Novo Banco agrava prejuízos para 853,1 milhões de euros

Banco liderado por António Ramalho terminou os primeiros nove meses do ano com um resultado negativo de 853,1 milhões de euros.

O Novo Banco registou prejuízos de 853,1 milhões de euros até setembro. Depois dos resultados negativos de 555 milhões de euros nos primeiros seis meses do ano, o verão agravou ainda mais as contas da instituição liderada por António Ramalho, num período marcado pelo incremento das imparidades provocadas pela venda de ativos. E a pandemia também pesou.

O banco explica o agravamento das contas com três fatores, sendo as imparidades e as provisões responsáveis pela maior “fatia” dos prejuízos registados nestes primeiros nove meses, que comparam com os 572 milhões de euros negativos no período homólogo.

Estes são os três impactos:

  • 727,7 milhões de euros de imparidades e provisões, em resultado da descontinuação do negócio em Espanha, e do agravamento do nível de incumprimento de alguns clientes (crédito a clientes, garantias e instituições de crédito), sendo 187,2 milhões de euros de imparidade adicional para riscos de crédito decorrentes da pandemia Covid-19;
  • 260,6 milhões de euros em “resultado da avaliação independente aos fundos de reestruturação. O Grupo continuará a monitorizar esta área à medida que o impacto da pandemia na economia portuguesa de torne mais claro”;
  • 26,9 milhões de euros de reforço da provisão para reestruturação.

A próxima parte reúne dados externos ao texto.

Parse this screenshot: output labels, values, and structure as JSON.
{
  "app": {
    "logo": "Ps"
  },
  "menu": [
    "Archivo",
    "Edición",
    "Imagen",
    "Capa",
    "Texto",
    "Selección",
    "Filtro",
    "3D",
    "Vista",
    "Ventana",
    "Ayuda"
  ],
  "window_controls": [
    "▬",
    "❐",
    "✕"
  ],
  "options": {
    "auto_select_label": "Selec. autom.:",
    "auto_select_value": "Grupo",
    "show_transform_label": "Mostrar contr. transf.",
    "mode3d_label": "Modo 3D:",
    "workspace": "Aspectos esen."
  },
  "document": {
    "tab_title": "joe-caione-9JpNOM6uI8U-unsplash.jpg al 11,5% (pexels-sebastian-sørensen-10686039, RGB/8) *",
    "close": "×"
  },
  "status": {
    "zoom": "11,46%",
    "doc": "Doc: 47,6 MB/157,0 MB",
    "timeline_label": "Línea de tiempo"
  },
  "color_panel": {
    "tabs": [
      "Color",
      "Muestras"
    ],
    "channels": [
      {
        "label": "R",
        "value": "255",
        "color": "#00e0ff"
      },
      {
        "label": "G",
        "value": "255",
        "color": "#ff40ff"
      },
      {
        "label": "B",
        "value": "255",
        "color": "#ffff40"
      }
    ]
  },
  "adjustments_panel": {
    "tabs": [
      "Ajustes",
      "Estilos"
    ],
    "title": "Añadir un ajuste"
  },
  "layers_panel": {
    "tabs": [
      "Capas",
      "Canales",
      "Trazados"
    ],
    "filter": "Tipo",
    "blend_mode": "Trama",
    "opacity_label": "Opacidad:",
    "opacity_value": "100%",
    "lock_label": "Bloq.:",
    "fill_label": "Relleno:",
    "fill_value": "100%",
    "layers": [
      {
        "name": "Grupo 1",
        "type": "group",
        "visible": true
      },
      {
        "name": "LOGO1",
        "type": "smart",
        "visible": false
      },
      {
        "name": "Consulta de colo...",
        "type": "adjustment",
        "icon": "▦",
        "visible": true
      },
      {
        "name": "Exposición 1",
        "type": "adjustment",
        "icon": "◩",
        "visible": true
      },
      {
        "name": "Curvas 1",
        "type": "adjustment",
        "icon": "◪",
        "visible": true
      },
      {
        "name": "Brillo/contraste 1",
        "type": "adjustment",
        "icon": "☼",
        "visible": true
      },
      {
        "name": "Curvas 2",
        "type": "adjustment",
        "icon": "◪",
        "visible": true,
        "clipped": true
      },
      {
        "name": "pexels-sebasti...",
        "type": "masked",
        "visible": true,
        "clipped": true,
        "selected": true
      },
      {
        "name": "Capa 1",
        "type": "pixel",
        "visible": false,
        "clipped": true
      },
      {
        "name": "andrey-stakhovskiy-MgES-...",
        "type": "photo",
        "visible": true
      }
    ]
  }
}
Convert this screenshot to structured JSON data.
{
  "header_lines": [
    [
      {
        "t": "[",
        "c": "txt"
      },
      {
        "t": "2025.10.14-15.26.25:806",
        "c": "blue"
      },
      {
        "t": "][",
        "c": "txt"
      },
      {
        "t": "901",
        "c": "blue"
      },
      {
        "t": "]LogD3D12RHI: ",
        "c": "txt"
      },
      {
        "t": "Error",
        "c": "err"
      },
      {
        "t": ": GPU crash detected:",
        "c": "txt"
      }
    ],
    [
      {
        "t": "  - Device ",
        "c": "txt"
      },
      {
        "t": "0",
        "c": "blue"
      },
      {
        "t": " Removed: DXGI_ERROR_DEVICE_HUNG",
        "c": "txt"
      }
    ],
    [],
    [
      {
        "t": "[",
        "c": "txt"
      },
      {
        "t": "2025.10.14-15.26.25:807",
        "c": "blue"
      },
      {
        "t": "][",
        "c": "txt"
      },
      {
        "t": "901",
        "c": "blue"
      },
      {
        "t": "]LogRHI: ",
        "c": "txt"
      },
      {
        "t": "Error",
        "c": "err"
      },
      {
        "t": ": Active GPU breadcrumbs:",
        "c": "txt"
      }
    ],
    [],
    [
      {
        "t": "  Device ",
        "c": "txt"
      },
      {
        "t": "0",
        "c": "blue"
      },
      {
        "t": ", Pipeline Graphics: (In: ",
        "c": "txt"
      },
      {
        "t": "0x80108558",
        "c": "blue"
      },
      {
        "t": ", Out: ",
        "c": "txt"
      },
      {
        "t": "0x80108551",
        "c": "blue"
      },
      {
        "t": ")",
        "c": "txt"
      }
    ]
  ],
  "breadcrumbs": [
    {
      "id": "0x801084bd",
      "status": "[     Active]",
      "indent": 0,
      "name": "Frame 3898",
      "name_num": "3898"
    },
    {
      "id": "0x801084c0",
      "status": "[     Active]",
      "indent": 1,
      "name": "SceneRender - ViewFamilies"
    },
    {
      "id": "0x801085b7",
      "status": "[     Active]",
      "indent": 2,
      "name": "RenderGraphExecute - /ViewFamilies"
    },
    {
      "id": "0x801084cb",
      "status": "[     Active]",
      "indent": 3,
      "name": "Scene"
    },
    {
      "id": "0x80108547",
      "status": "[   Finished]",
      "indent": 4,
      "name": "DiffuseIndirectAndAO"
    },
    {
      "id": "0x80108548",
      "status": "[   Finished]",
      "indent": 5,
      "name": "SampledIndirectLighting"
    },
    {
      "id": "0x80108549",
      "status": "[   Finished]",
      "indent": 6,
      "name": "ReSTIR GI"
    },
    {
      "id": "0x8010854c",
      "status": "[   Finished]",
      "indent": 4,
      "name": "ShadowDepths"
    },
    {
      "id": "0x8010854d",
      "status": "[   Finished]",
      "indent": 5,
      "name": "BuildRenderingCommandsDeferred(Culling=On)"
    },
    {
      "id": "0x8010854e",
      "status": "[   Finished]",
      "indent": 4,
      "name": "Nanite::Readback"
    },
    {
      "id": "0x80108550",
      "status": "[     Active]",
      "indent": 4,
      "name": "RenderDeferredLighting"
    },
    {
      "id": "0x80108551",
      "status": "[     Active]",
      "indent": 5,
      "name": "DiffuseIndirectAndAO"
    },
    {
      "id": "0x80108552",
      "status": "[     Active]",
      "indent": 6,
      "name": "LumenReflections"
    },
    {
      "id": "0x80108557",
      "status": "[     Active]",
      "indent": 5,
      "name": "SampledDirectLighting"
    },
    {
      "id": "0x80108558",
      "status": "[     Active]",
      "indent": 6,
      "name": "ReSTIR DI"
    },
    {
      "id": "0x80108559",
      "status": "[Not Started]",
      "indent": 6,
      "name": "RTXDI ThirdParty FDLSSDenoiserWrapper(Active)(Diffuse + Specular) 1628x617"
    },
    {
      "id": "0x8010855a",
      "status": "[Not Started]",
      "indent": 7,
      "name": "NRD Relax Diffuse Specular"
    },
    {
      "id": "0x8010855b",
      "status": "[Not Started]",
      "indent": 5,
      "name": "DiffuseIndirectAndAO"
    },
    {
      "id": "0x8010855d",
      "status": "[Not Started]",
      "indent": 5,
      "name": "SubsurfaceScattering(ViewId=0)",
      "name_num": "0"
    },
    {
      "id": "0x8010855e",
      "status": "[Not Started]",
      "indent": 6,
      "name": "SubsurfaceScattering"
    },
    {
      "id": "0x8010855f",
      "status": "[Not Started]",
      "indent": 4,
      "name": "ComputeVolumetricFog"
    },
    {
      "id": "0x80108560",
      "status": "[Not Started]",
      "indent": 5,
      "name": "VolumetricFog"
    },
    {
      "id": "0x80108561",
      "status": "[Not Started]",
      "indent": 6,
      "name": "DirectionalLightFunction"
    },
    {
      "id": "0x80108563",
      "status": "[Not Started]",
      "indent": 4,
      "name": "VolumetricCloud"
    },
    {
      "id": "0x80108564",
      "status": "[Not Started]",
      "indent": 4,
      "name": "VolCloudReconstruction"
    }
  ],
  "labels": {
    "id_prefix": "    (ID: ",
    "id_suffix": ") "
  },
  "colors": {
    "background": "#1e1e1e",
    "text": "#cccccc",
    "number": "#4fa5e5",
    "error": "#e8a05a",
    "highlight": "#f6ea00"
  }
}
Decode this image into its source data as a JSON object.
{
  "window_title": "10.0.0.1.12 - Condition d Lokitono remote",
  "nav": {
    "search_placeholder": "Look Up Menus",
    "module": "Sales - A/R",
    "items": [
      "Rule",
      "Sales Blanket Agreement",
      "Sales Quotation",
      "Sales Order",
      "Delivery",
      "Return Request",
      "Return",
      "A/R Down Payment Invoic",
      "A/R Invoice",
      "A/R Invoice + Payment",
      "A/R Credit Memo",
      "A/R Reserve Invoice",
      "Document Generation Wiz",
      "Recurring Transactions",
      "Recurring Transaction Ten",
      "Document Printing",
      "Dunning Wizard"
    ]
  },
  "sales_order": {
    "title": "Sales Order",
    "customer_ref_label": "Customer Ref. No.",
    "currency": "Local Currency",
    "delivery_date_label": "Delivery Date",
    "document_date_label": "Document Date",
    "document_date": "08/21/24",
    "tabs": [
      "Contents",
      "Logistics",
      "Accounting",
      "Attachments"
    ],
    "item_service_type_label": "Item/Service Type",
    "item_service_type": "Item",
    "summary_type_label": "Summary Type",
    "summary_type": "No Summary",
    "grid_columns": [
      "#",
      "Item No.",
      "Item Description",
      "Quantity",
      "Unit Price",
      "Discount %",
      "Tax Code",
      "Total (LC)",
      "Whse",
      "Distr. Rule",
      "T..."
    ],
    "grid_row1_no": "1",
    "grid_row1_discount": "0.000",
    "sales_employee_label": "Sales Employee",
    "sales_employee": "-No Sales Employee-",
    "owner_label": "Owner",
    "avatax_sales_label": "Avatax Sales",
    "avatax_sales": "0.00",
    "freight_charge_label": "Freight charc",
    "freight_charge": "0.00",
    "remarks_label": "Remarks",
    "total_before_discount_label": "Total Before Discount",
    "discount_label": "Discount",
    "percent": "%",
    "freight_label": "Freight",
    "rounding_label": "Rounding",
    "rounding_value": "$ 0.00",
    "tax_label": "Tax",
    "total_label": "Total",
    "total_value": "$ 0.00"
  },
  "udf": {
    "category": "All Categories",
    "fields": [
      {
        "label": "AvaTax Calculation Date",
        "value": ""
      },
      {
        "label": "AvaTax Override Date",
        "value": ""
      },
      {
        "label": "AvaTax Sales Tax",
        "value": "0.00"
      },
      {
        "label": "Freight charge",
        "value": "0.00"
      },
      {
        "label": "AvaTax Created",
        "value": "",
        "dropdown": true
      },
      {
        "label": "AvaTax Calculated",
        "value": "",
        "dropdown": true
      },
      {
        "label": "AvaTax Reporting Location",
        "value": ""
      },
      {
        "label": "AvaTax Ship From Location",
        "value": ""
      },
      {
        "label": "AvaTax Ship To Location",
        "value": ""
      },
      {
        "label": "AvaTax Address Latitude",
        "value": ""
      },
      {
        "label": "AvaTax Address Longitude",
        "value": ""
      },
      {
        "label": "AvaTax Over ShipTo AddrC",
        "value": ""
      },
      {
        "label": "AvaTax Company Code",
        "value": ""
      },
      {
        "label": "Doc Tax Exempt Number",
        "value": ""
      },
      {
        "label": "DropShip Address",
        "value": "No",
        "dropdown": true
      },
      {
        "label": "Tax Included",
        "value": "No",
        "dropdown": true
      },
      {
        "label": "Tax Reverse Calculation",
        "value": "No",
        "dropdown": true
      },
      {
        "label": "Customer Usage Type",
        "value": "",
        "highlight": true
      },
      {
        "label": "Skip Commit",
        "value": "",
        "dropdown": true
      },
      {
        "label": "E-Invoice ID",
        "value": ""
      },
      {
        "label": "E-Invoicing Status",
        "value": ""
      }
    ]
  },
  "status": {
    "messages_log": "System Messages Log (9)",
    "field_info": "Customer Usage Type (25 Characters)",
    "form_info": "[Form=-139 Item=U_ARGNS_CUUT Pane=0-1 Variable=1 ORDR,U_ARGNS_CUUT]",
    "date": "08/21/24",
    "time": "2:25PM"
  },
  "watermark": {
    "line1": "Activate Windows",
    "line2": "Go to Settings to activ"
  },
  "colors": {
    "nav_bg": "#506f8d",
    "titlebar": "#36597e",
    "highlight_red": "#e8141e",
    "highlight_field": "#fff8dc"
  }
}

Apesar destes resultados negativos, o banco destaca que “os resultados da atividade apresentam melhorias quando comparados com os do período homólogo”, nomeadamente o aumento de 2,9% no resultado operacional core (produto bancário comercial – custos operativos) em resultado do aumento da margem financeira (+5,3%) e da redução de custos operativos (-3,8%), e o aumento do resultado operacional que se situou em 188,7 milhões”.

“O produto bancário comercial ascendeu a 597,6 milhões, valor em linha com o período homólogo. A evolução positiva da margem financeira (+5,3 %) foi absorvida pelo decréscimo nos serviços a clientes (-11,3%), em resultado do atual contexto pandémico”, diz o Novo Banco.

Ao nível dos custos, a redução é explicada pela “simplificação e otimização dos processos, com redução no número de colaboradores”, diz o banco em comunicado enviado à CMVM.

Banco “bom” lucra quase 100 milhões

Maior parte das perdas registadas pelo Grupo Novo Banco refletem as contas do Novo Banco Legacy, que ficou com os ativos maus do banco que resultou a resolução do BES. No “Novo Banco Legacy o resultado foi negativo em 835,2 milhões de euros”, refere a entidade liderada por António Ramalho.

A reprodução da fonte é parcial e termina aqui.